L'attenzione si sposta in ambito letterario. Bunuel e Dalì erano anzitutto molto amici di Federico Garcia Lorca, uno dei massimi poeti spagnoli del Novecento. La loro amicizia si rompe però, e il dissidio diventerà artistico, oltre che umano. Garcia Lorca nel 1928 pubblica il Romancero Gitano, raccolta di poesie vitali, brillanti, splendenti. Da questi tre aggettivi si capisce come la visione poetica di Lorca sia completamente opposta alla poetica di Un chien Andalou. Dove c'è il sole, la natura e la vita, in Bunuel regna l'orrore, il disturbo e la morte. Contemporaneamente alla pubblicazione del Romancero, Bunuel pubblicava la raccolta “Un perro andaluz”, una sorta di negativo letterario del Romancero.

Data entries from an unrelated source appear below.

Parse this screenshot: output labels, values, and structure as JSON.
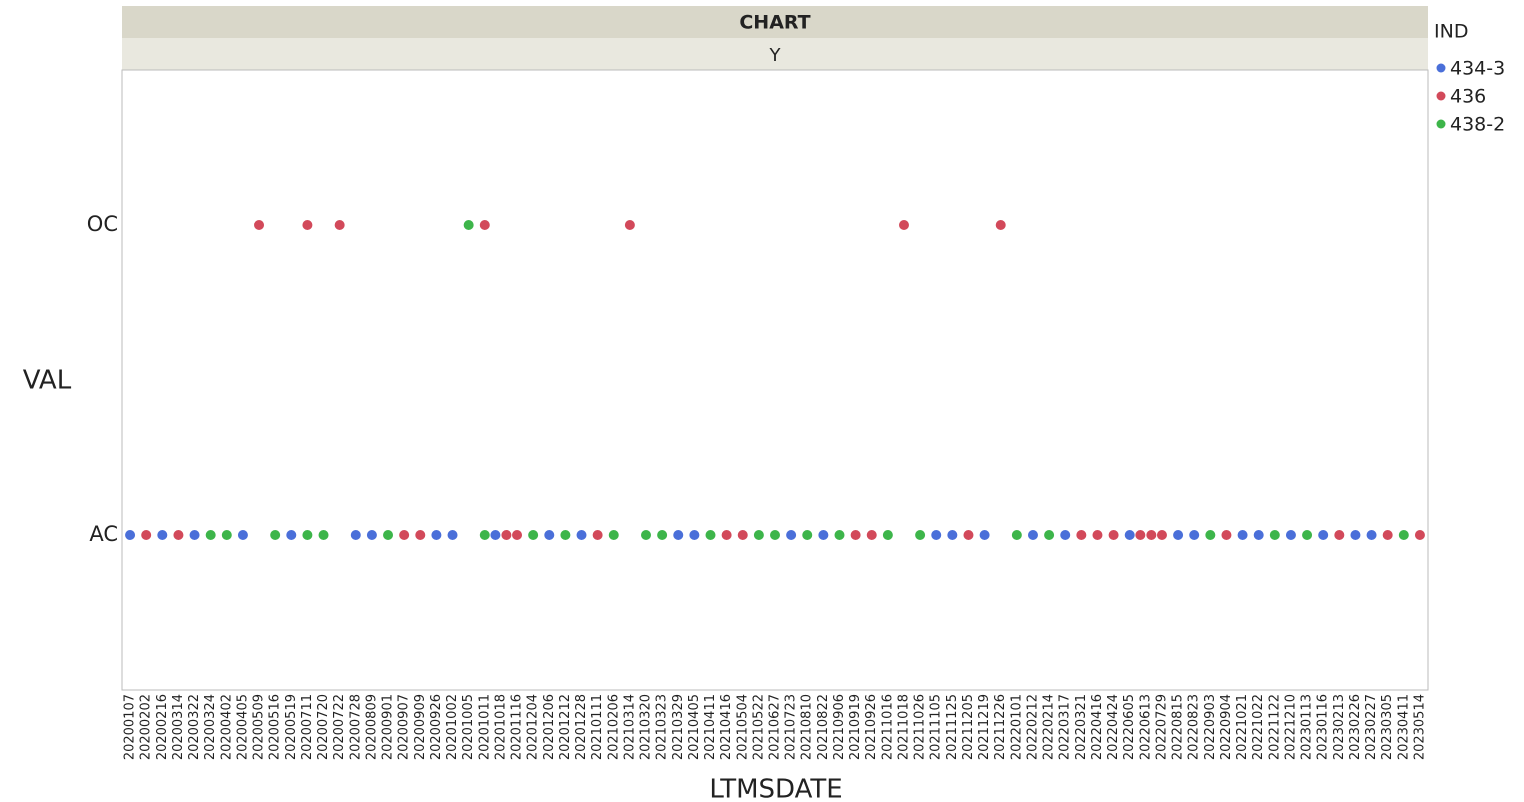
{
  "chart_data": {
    "type": "categorical-scatter",
    "title": "CHART",
    "subtitle": "Y",
    "x_label": "LTMSDATE",
    "y_label": "VAL",
    "legend_title": "IND",
    "categories": [
      "20200107",
      "20200202",
      "20200216",
      "20200314",
      "20200322",
      "20200324",
      "20200402",
      "20200405",
      "20200509",
      "20200516",
      "20200519",
      "20200711",
      "20200720",
      "20200722",
      "20200728",
      "20200809",
      "20200901",
      "20200907",
      "20200909",
      "20200926",
      "20201002",
      "20201005",
      "20201011",
      "20201018",
      "20201116",
      "20201204",
      "20201206",
      "20201212",
      "20201228",
      "20210111",
      "20210206",
      "20210314",
      "20210320",
      "20210323",
      "20210329",
      "20210405",
      "20210411",
      "20210416",
      "20210504",
      "20210522",
      "20210627",
      "20210723",
      "20210810",
      "20210822",
      "20210906",
      "20210919",
      "20210926",
      "20211016",
      "20211018",
      "20211026",
      "20211105",
      "20211125",
      "20211205",
      "20211219",
      "20211226",
      "20220101",
      "20220212",
      "20220214",
      "20220317",
      "20220321",
      "20220416",
      "20220424",
      "20220605",
      "20220613",
      "20220729",
      "20220815",
      "20220823",
      "20220903",
      "20220904",
      "20221021",
      "20221022",
      "20221122",
      "20221210",
      "20230113",
      "20230116",
      "20230213",
      "20230226",
      "20230227",
      "20230305",
      "20230411",
      "20230514"
    ],
    "y_categories": [
      "AC",
      "OC"
    ],
    "series": [
      {
        "name": "434-3",
        "color": "#4a6fd9",
        "x": [
          "20200107",
          "20200216",
          "20200322",
          "20200405",
          "20200519",
          "20200728",
          "20200809",
          "20200926",
          "20201002",
          "20201018",
          "20201206",
          "20201228",
          "20210329",
          "20210405",
          "20210723",
          "20210822",
          "20211105",
          "20211125",
          "20211219",
          "20220212",
          "20220317",
          "20220605",
          "20220815",
          "20220823",
          "20221021",
          "20221022",
          "20221210",
          "20230116",
          "20230226",
          "20230227"
        ],
        "values": [
          "AC",
          "AC",
          "AC",
          "AC",
          "AC",
          "AC",
          "AC",
          "AC",
          "AC",
          "AC",
          "AC",
          "AC",
          "AC",
          "AC",
          "AC",
          "AC",
          "AC",
          "AC",
          "AC",
          "AC",
          "AC",
          "AC",
          "AC",
          "AC",
          "AC",
          "AC",
          "AC",
          "AC",
          "AC",
          "AC"
        ]
      },
      {
        "name": "436",
        "color": "#d2495a",
        "x": [
          "20200202",
          "20200314",
          "20200509",
          "20200711",
          "20200722",
          "20200907",
          "20200909",
          "20201011",
          "20201018",
          "20201116",
          "20210111",
          "20210314",
          "20210416",
          "20210504",
          "20210919",
          "20210926",
          "20211018",
          "20211205",
          "20211226",
          "20220321",
          "20220416",
          "20220424",
          "20220613",
          "20220613",
          "20220729",
          "20220904",
          "20230213",
          "20230305",
          "20230514"
        ],
        "values": [
          "AC",
          "AC",
          "OC",
          "OC",
          "OC",
          "AC",
          "AC",
          "OC",
          "AC",
          "AC",
          "AC",
          "OC",
          "AC",
          "AC",
          "AC",
          "AC",
          "OC",
          "AC",
          "OC",
          "AC",
          "AC",
          "AC",
          "AC",
          "AC",
          "AC",
          "AC",
          "AC",
          "AC",
          "AC"
        ]
      },
      {
        "name": "438-2",
        "color": "#3db54a",
        "x": [
          "20200324",
          "20200402",
          "20200516",
          "20200711",
          "20200720",
          "20200901",
          "20201005",
          "20201011",
          "20201204",
          "20201212",
          "20210206",
          "20210320",
          "20210323",
          "20210411",
          "20210522",
          "20210627",
          "20210810",
          "20210906",
          "20211016",
          "20211026",
          "20220101",
          "20220214",
          "20220903",
          "20221122",
          "20230113",
          "20230411"
        ],
        "values": [
          "AC",
          "AC",
          "AC",
          "AC",
          "AC",
          "AC",
          "OC",
          "AC",
          "AC",
          "AC",
          "AC",
          "AC",
          "AC",
          "AC",
          "AC",
          "AC",
          "AC",
          "AC",
          "AC",
          "AC",
          "AC",
          "AC",
          "AC",
          "AC",
          "AC",
          "AC"
        ]
      }
    ]
  }
}
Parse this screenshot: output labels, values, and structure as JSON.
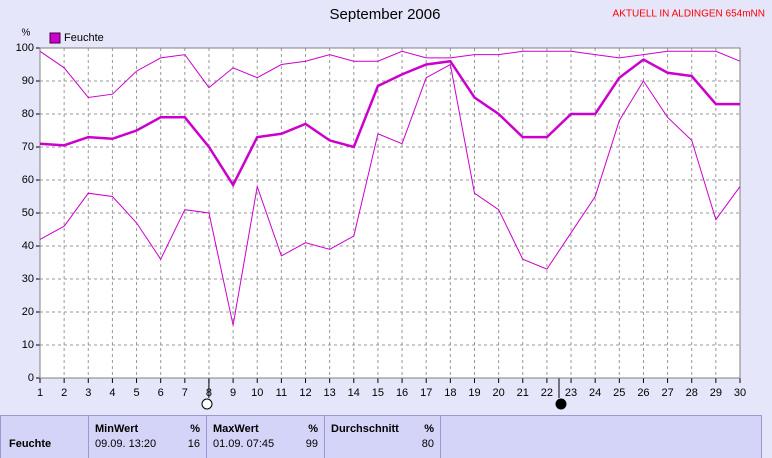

Le due opere e i due poeti devono necessariamente essere messi a confronto per capire il significato del titolo. Probabilmente infatti il cane andaluso è proprio un riferimento a Lorca, che infatti se la prese molto quando uscì il film.

Analizzando il possibile significato del titolo, già le nostre certezze che ci dicono di considerare il film come un'opera fondata totalmente sull'esperienza inconscia si sgretolano. Un'ulteriore convinzione ci sovviene quando si guardano alcune scene con occhio attento, tenendo presente il cinema del passato. In ambito cinematografico, il riferimento più presente e più evidente è Keaton, del quale Bunuel è un grande ammiratore. Nella parte finale, la ragazza esce di casa e si ritrova sulla spiaggia. Evidente rottura del piano spaziale, che trae origine dalla scena da “La palla numero 13”, in cui Keaton da una cassaforte si ritrova in una strada. Un'altra citazione proviene da “Il cameraman”, e anche la gestualità dell'attore protagonista, Pierre Batcheff, ricorda molto quella del comico americano.
Dal punto di vista pittorico invece, le citazioni più evidenti sono quelle a Magritte (“Oscuro sospetto”, dove un uomo si osserva il palmo della mano. Verrà ripresa nel film dove il protagonista osserva il proprio palmo ricoperto di formiche), a Millet (“Angelus”) e a Vermeer (“La merlettaia”).

Scene rilevanti

Sarebbe inutile raccontare la trama di un cortometraggio come questo, anche perché di trama non si tratta. Basterà dire che una parvenza di continuità drammatica risiede nel desiderio sessuale, e nella mancata soddisfazione di esso. La pulsione erotica è inscindibilmente connessa con la pulsione di morte; il fallimento dell'uomo si manifesta non nella mancata soddisfazione della pulsione sessuale, ma nella manifestazione reiterata di essa. Soddisfare la pulsione non allontana la pulsione di morte, anzi: nella scena finale, l'uomo e la donna sono vicini, immersi nella sabbia, ma come morti non si possono toccare. Una scena disturbante, non certo quanto la scena iniziale, una delle più famose della storia del cinema: Bunuel stesso taglia l'occhio di una donna, che poi diventerà una luna grazie al montaggio.
L'apice onirico è raggiunto nella scena della tentata violenza, in cui l'uomo si avvicina ai seni della donna che si trasformano in quelli di un manichino. Poi la donna si rifugia in un angolo, e l'uomo per avvicinarla è costretto a trascinare tavole, due pianoforti, una testa d'asino e due preti.



A distanza di 88 anni, sebbene la sua carica anticonformista e scandalizzante sia ormai esaurita, resta un'opera che riesce a sorprendere ancora lo spettatore, non solo per le immagini in sé, ma anche per quanto riguarda il discorso meta-cinematografico. Resterà un'opera che come abbiamo detto riuscirà a instillarsi profondamente nell'immaginario della storia del cinema.